DCBS erklärt

  • Eine umfassende Beschreibung des DCBS - Aufbau, Funktion und Zweck

    Beschreibung des DCBS - Dual Combined Brake System


    Im Folgenden findet ihr eine Beschreibung des DCBS-Systems aus dem alten "VFR-Wegweiser", der im Netz nicht mehr vorhanden ist.


    Achtung: Die Beschreibung auf der originalen Seite passt nicht ganz zur SC24. Ob das eine Besonderheit der VFR war oder ein Fehler des Erstellers, kann ich nicht mehr nachvollziehen. In der textlichen Beschreibung habe ich es angepasst / korrigiert, die Bilder muss ich später noch bearbeiten. Details zur Abweichung siehe den folgenden Kasten (Quelle der Korrektur: Honda-WHB SC24 Dual BJ 94).

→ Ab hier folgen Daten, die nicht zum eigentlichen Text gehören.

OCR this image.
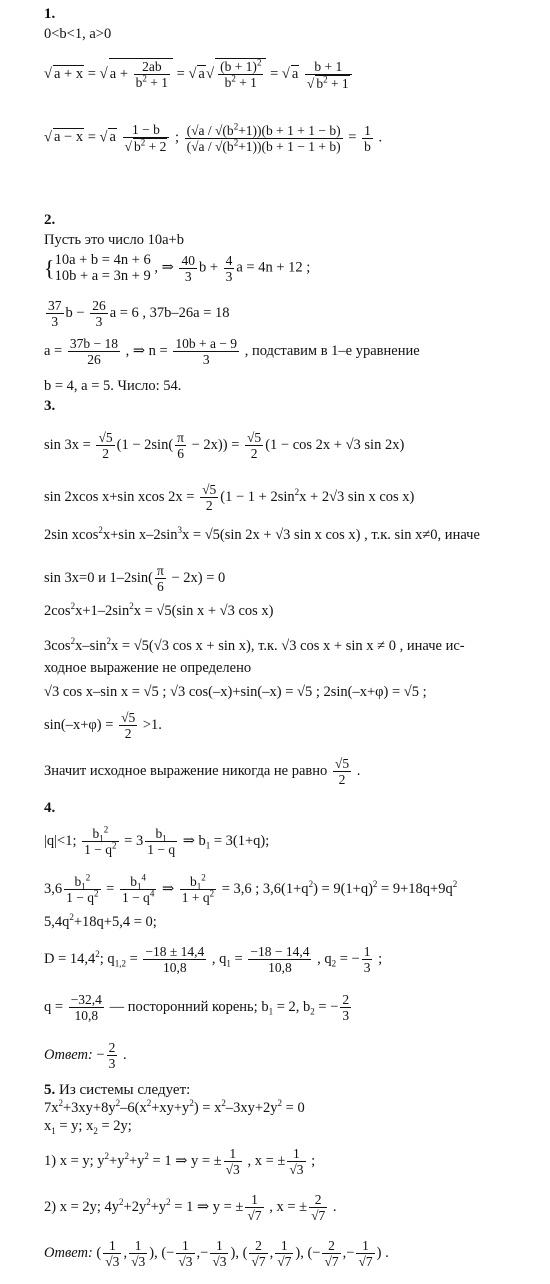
1.
0<b<1, a>0
√ a + x = √ $a + \frac{2ab}{b^2 + 1}$ = √ $a√ \frac{(b + 1)^2}{b^2 + 1}$ = √ a $\frac{b + 1}{√ b^2 + 1}$
√ a − x = √ a $\frac{1 - b}{√ b^2 + 2}$ ; $\frac{(√a / √(b^2+1))(b + 1 + 1 - b)}{(√a / √(b^2+1))(b + 1 - 1 + b)} = \frac{1}{b}$ .
2.
Пусть это число 10a+b
{10a + b = 4n + 6
10b + a = 3n + 9 , ⇒ $\frac{40}{3}$ $b + \frac{4}{3}$ a = 4n + 12 ;
$\frac{37}{3}$ $b - \frac{26}{3}$ a = 6 , 37b–26a = 18
$a = \frac{37b - 18}{26}$ , ⇒ $n = \frac{10b + a - 9}{3}$ , подставим в 1–е уравнение
b = 4, a = 5. Число: 54.
3.
$\sin 3x = \frac{√5}{2} (1 - 2\sin( \frac{\pi}{6} - 2x)) = \frac{√5}{2} (1 - \cos 2x + √3$ sin 2x)
sin 2xcos x+sin xcos $2x = \frac{√5}{2} (1 - 1 + 2\sin^2x + 2√3$ sin x cos x)
2sin xcos$^2$x+sin $x-2\sin^3x = √5(\sin$ 2x + √3 sin x cos x) , т.к. sin x≠0, иначе
sin 3x=0 и $1-2\sin( \frac{\pi}{6} - 2x) = 0$
$2\cos^2x+1-2\sin^2x = √5(\sin$ x + √3 cos x)
$3\cos^2x-\sin^2x = √5(√3$ cos x + sin x), т.к. √3 cos x + sin x ≠ 0 , иначе ис-
ходное выражение не определено
√3 cos x–sin x = √5 ; √3 cos(–x)+sin(–x) = √5 ; 2sin(–x+φ) = √5 ;
$\sin(-x+\varphi) = \frac{√5}{2} >1$.
Значит исходное выражение никогда не равно $\frac{√5}{2}$ .
4.
|q|<1; $\frac{b_1^2}{1 - q^2} = 3 \frac{b_1}{1 - q}$ ⇒ $b_1 = 3(1+q)$;
$3,6 \frac{b_1^2}{1 - q^2} = \frac{b_1^4}{1 - q^4}$ ⇒ $\frac{b_1^2}{1 + q^2} = 3,6$ ; $3,6(1+q^2) = 9(1+q)^2 = 9+18q+9q^2$
$5,4q^2+18q+5,4 = 0$;
$D = 14,4^2$; $q_{1,2} = \frac{-18 \pm 14,4}{10,8}$ , $q_1 = \frac{-18 - 14,4}{10,8}$ , $q_2$ = − $\frac{1}{3}$ ;
$q = \frac{-32,4}{10,8}$ — посторонний корень; $b_1 = 2$, $b_2$ = − $\frac{2}{3}$
Ответ: − $\frac{2}{3}$ .
5. Из системы следует:
$7x^2+3xy+8y^2-6(x^2+xy+y^2) = x^2-3xy+2y^2 = 0$
$x_1 = y$; $x_2 = 2y$;
1) x = y; $y^2+y^2+y^2 = 1$ ⇒ y = ± $\frac{1}{√3}$ , x = ± $\frac{1}{√3}$ ;
2) x = 2y; $4y^2+2y^2+y^2 = 1$ ⇒ y = ± $\frac{1}{√7}$ , x = ± $\frac{2}{√7}$ .
Ответ: ( $\frac{1}{√3}$ , $\frac{1}{√3}$ ), (− $\frac{1}{√3}$ ,− $\frac{1}{√3}$ ), ( $\frac{2}{√7}$ , $\frac{1}{√7}$ ), (− $\frac{2}{√7}$ ,− $\frac{1}{√7}$ ) .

    Da es in der Vergangenheit besonders im Forum von MOTORRADONLINE immer wieder Diskussionen über das DCBS gab, und es den Anschein hat, dass eigentlich niemand recht weiß, wie, was, warum, wann funktioniert, versuche ich auf dieser Seite einige Missverständnisse aus dem Weg zu räumen.
    Gegliedert habe ich das Ganze in fünf Punkte:


    • Grundsätzliches Funktionsschema
    • Aufbau und Funktionenbeschreibung
    • Funktionsweise
    • Prüfung des Systems
    • Fazit




    1. Grundsätzliches Funktionsschema

    Um von gleichen Voraussetzungen für die Beschreibung des Systems auszugehen, ist es notwendig zunächst das grundsätzliche Funktionsschema zu kennen.
    Allgemein ist wohl bekannt, dass das DCBS der HONDA Motorräder bei Betätigung des Handbremshebels das Hinterrad mit verzögert wird. Bei Betätigung des Bremspedals entsprechend das Vorderrad.
    Wie das im Einzelnen geschieht, beschreibe ich in den folgenden Punkten.

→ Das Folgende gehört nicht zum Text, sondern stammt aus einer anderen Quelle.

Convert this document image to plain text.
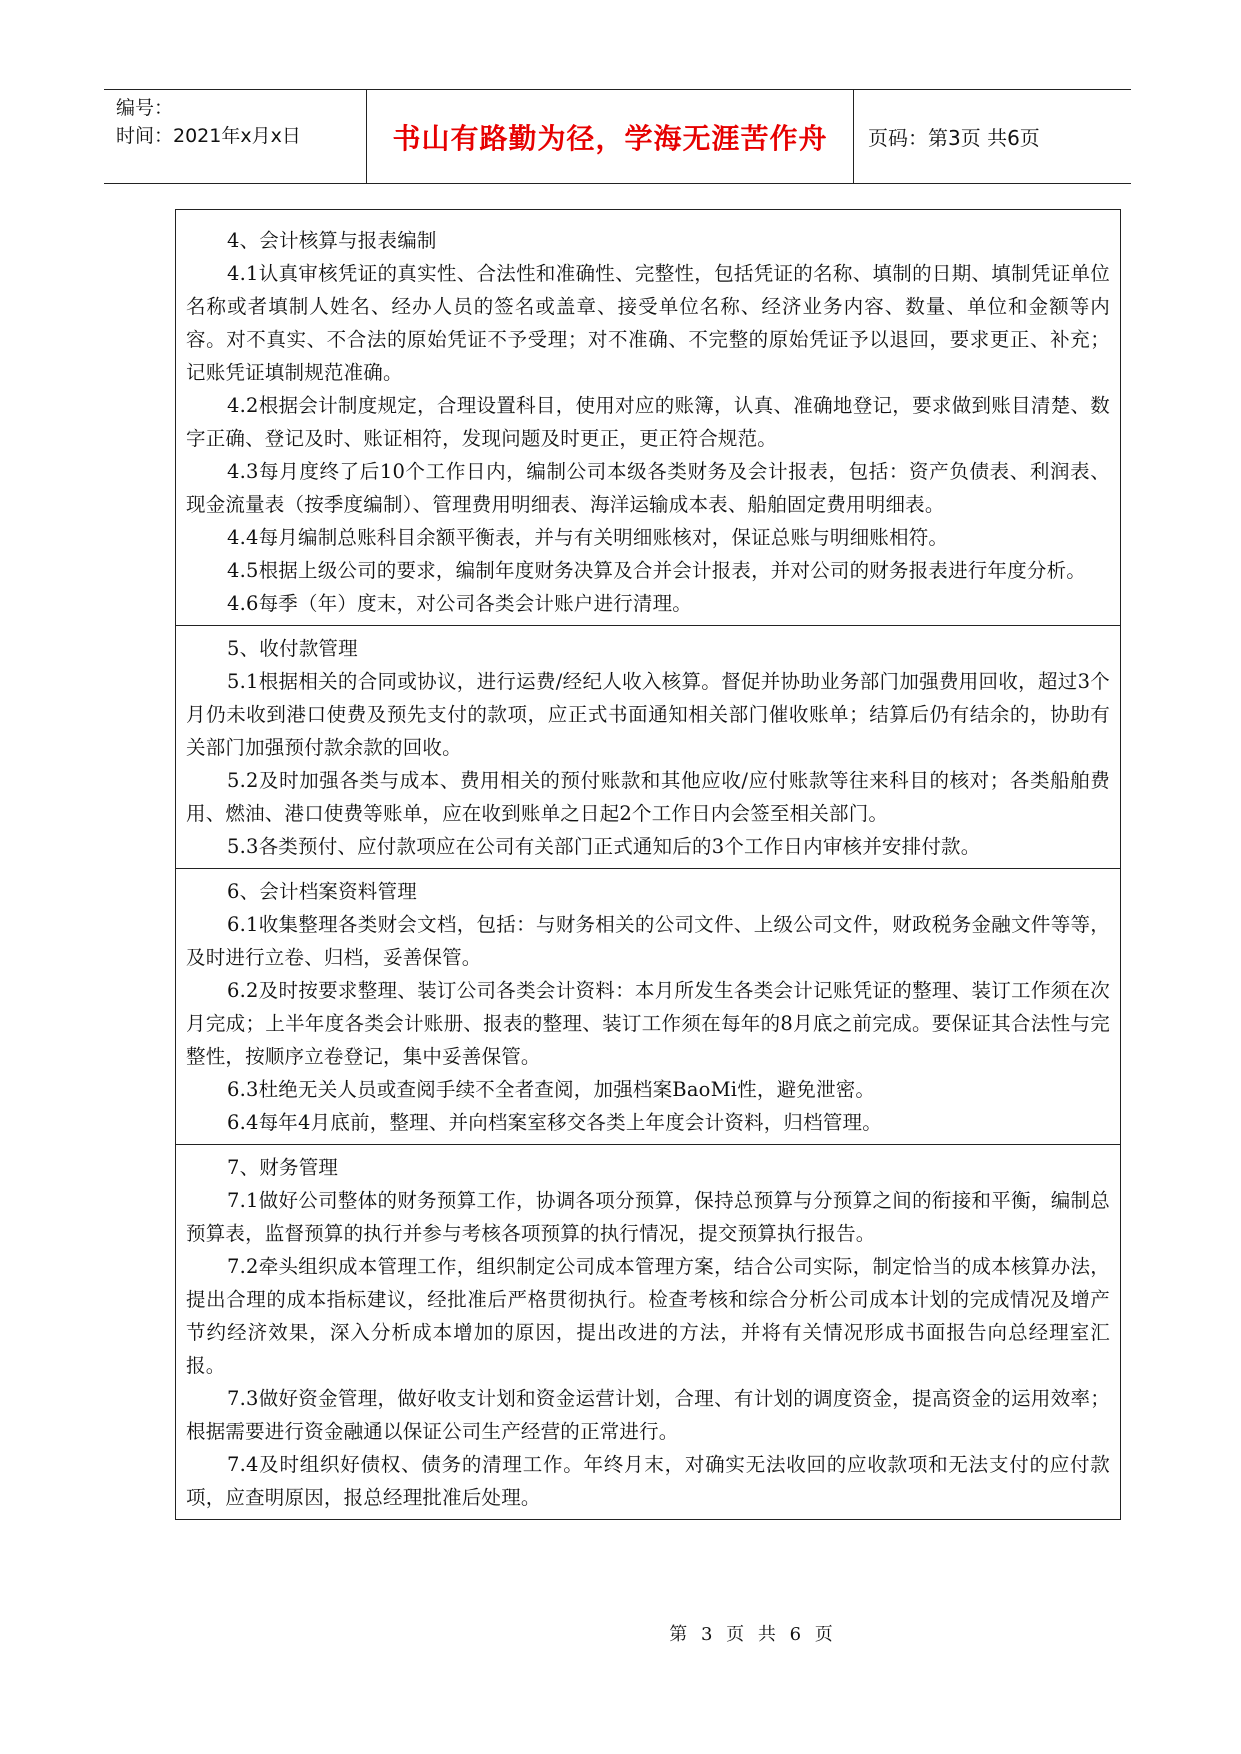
编号：
时间：2021年x月x日	书山有路勤为径，学海无涯苦作舟 页码：第3页 共6页

4、会计核算与报表编制

4.1认真审核凭证的真实性、合法性和准确性、完整性，包括凭证的名称、填制的日期、填制凭证单位名称或者填制人姓名、经办人员的签名或盖章、接受单位名称、经济业务内容、数量、单位和金额等内容。对不真实、不合法的原始凭证不予受理；对不准确、不完整的原始凭证予以退回，要求更正、补充；记账凭证填制规范准确。

4.2根据会计制度规定，合理设置科目，使用对应的账簿，认真、准确地登记，要求做到账目清楚、数字正确、登记及时、账证相符，发现问题及时更正，更正符合规范。

4.3每月度终了后10个工作日内，编制公司本级各类财务及会计报表，包括：资产负债表、利润表、现金流量表（按季度编制）、管理费用明细表、海洋运输成本表、船舶固定费用明细表。

4.4每月编制总账科目余额平衡表，并与有关明细账核对，保证总账与明细账相符。

4.5根据上级公司的要求，编制年度财务决算及合并会计报表，并对公司的财务报表进行年度分析。

4.6每季（年）度末，对公司各类会计账户进行清理。

5、收付款管理

5.1根据相关的合同或协议，进行运费/经纪人收入核算。督促并协助业务部门加强费用回收，超过3个月仍未收到港口使费及预先支付的款项，应正式书面通知相关部门催收账单；结算后仍有结余的，协助有关部门加强预付款余款的回收。

5.2及时加强各类与成本、费用相关的预付账款和其他应收/应付账款等往来科目的核对；各类船舶费用、燃油、港口使费等账单，应在收到账单之日起2个工作日内会签至相关部门。

5.3各类预付、应付款项应在公司有关部门正式通知后的3个工作日内审核并安排付款。

6、会计档案资料管理

6.1收集整理各类财会文档，包括：与财务相关的公司文件、上级公司文件，财政税务金融文件等等，及时进行立卷、归档，妥善保管。

6.2及时按要求整理、装订公司各类会计资料：本月所发生各类会计记账凭证的整理、装订工作须在次月完成；上半年度各类会计账册、报表的整理、装订工作须在每年的8月底之前完成。要保证其合法性与完整性，按顺序立卷登记，集中妥善保管。

6.3杜绝无关人员或查阅手续不全者查阅，加强档案BaoMi性，避免泄密。

6.4每年4月底前，整理、并向档案室移交各类上年度会计资料，归档管理。

7、财务管理

7.1做好公司整体的财务预算工作，协调各项分预算，保持总预算与分预算之间的衔接和平衡，编制总预算表，监督预算的执行并参与考核各项预算的执行情况，提交预算执行报告。

7.2牵头组织成本管理工作，组织制定公司成本管理方案，结合公司实际，制定恰当的成本核算办法，提出合理的成本指标建议，经批准后严格贯彻执行。检查考核和综合分析公司成本计划的完成情况及增产节约经济效果，深入分析成本增加的原因，提出改进的方法，并将有关情况形成书面报告向总经理室汇报。

7.3做好资金管理，做好收支计划和资金运营计划，合理、有计划的调度资金，提高资金的运用效率；根据需要进行资金融通以保证公司生产经营的正常进行。

7.4及时组织好债权、债务的清理工作。年终月末，对确实无法收回的应收款项和无法支付的应付款项，应查明原因，报总经理批准后处理。

第 3 页 共 6 页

    Was grundsätzlich einmal zu klären ist: DAS DCBS IST KEIN ANTIBLOCKIERSYSTEM
    Wenn man vorne voll reinlangt, dann steht das Vorderrad. Wenn man hinten voll reinsteigt, dann steht das Hinterrad. Egal ob dreckige, trockene oder nasse Straße, in der Kurve oder auf der Geraden, es ist immer möglich die Räder zum Blockieren zu bringen.


    Was jetzt nicht missverstanden werden darf, das jeweils zusätzlich mitgebremste Rad blockiert dabei nicht, es wird zwar mitverzögert, aber nicht bis zur Blockade.
    Wie das erreicht wird, darauf komme ich im Folgenden.

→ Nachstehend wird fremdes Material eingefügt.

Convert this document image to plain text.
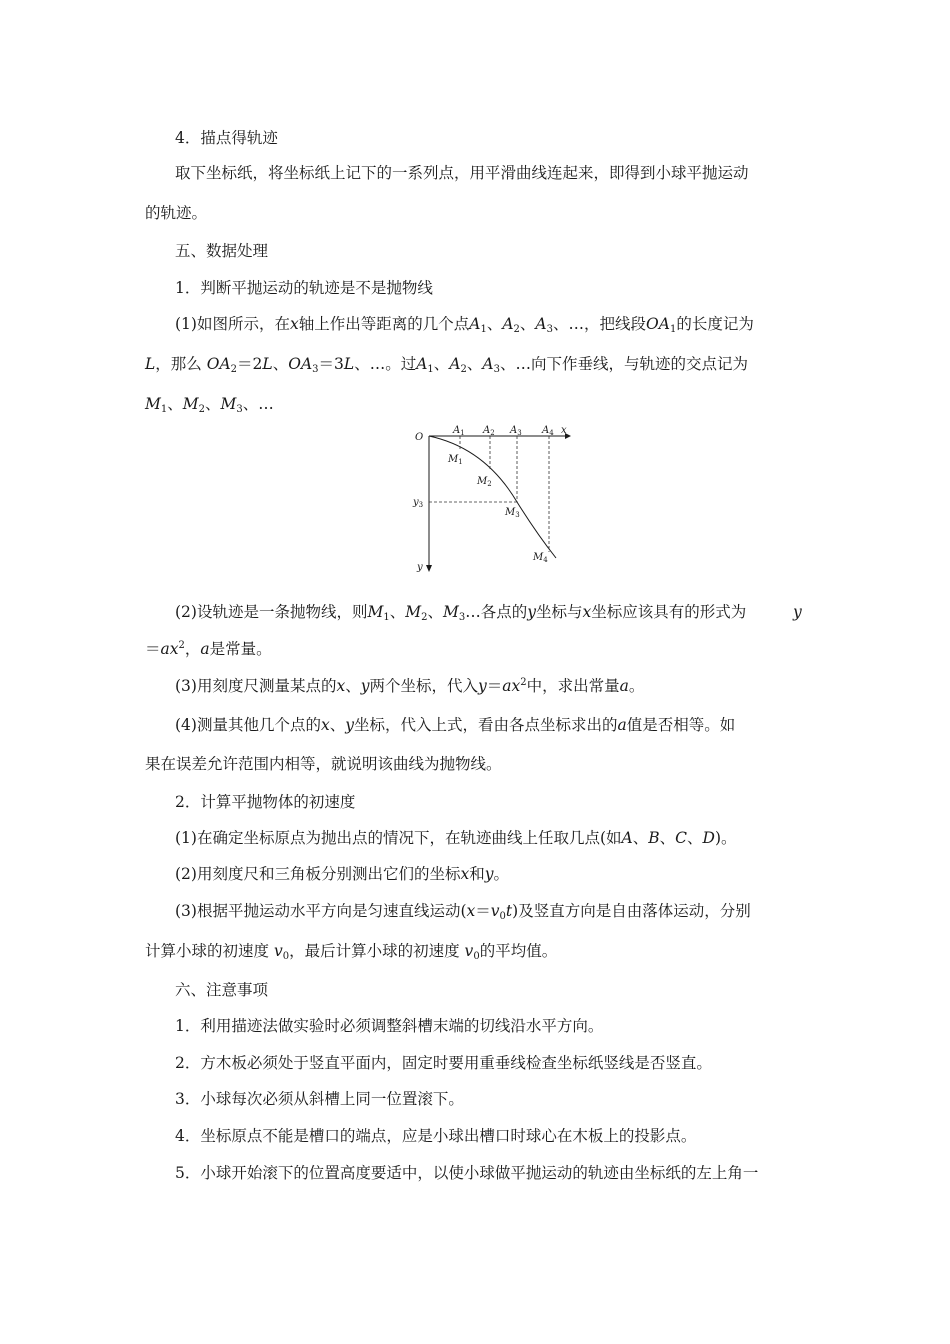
4．描点得轨迹
取下坐标纸，将坐标纸上记下的一系列点，用平滑曲线连起来，即得到小球平抛运动
的轨迹。
五、数据处理
1．判断平抛运动的轨迹是不是抛物线
(1)如图所示，在x轴上作出等距离的几个点$A_1$、$A_2$、$A_3$、…，把线段$OA_1$的长度记为
L，那么 $OA_2=2L$、$OA_3=3L$、…。过$A_1$、$A_2$、$A_3$、…向下作垂线，与轨迹的交点记为
$M_1$、$M_2$、$M_3$、…
O
x
y
$A_1$ $A_2$ $A_3$ $A_4$
$M_1$
$M_2$
$M_3$
$M_4$
$y_3$
(2)设轨迹是一条抛物线，则$M_1$、$M_2$、$M_3\dots$各点的y坐标与x坐标应该具有的形式为	y
$=ax^2$，a是常量。
(3)用刻度尺测量某点的x、y两个坐标，代入$y=ax^2$中，求出常量a。
(4)测量其他几个点的x、y坐标，代入上式，看由各点坐标求出的a值是否相等。如
果在误差允许范围内相等，就说明该曲线为抛物线。
2．计算平抛物体的初速度
(1)在确定坐标原点为抛出点的情况下，在轨迹曲线上任取几点(如A、B、C、D)。
(2)用刻度尺和三角板分别测出它们的坐标x和y。
(3)根据平抛运动水平方向是匀速直线运动$(x=v_0t)$及竖直方向是自由落体运动，分别
计算小球的初速度 $v_0$，最后计算小球的初速度 $v_0$的平均值。
六、注意事项
1．利用描迹法做实验时必须调整斜槽末端的切线沿水平方向。
2．方木板必须处于竖直平面内，固定时要用重垂线检查坐标纸竖线是否竖直。
3．小球每次必须从斜槽上同一位置滚下。
4．坐标原点不能是槽口的端点，应是小球出槽口时球心在木板上的投影点。
5．小球开始滚下的位置高度要适中，以使小球做平抛运动的轨迹由坐标纸的左上角一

    2. Aufbau und Funktionenbeschreibung


    Diese Baugruppenzeichung ist das DCBS der CBR1000F. Der Aufbau der anderen DCBS (VFR800, XX, Varadero, ST1000, X11) ist ähnlich, die Funktionsweise ist gleich.


    Auf diesem Bild sind die einzelnen Baugruppen erkennbar:



    Die grünen Baugruppen sind die Bremssättel, die alle drei Kolben besitzen. Davon operieren jeweils die beiden äußeren zusammen. Hydraulisch getrennt von den beiden Äußeren wird jeweils der Mittlere extra betätigt. Übrigens, die Bremsbeläge sind vorne und hinten die Gleichen.


    Die roten Baugruppen sind die "Druckerzeuger", die Pumpen sozusagen. Für die Handbremse und die Fußbremse sind diese Hauptbremszylinder nichts Besonderes.


    Besonders ist der dritte Sekundärhauptbremszylinder links am Vorderrad oberhalb des Bremssattels. Während die beiden anderen mit der Hand bzw. mit dem Fuß betätigt werden, wird der Sekundärhauptbremszylinder am Vorderrad durch Mitnahme beim Bremsen mit dem Vorderrad betätigt. Dazu später mehr.


    Äußerst wichtige Bauteile sind die Gelben, da diese für die Bremskraftverteilung zwischen den Rädern verantwortlich sind. Das Hintere ist ein Proportionalsteuerventil. Es steuert abhängig vom Eingangsdruck einer Kennlinie folgend den Auslassdruck, den es weitergibt.


    Die Kennlinie dieses Ventils schaut dabei etwa so aus:



    Wozu dieses Ventil gut ist, ist eigentlich aus der Charakteristik gut zu erkennen.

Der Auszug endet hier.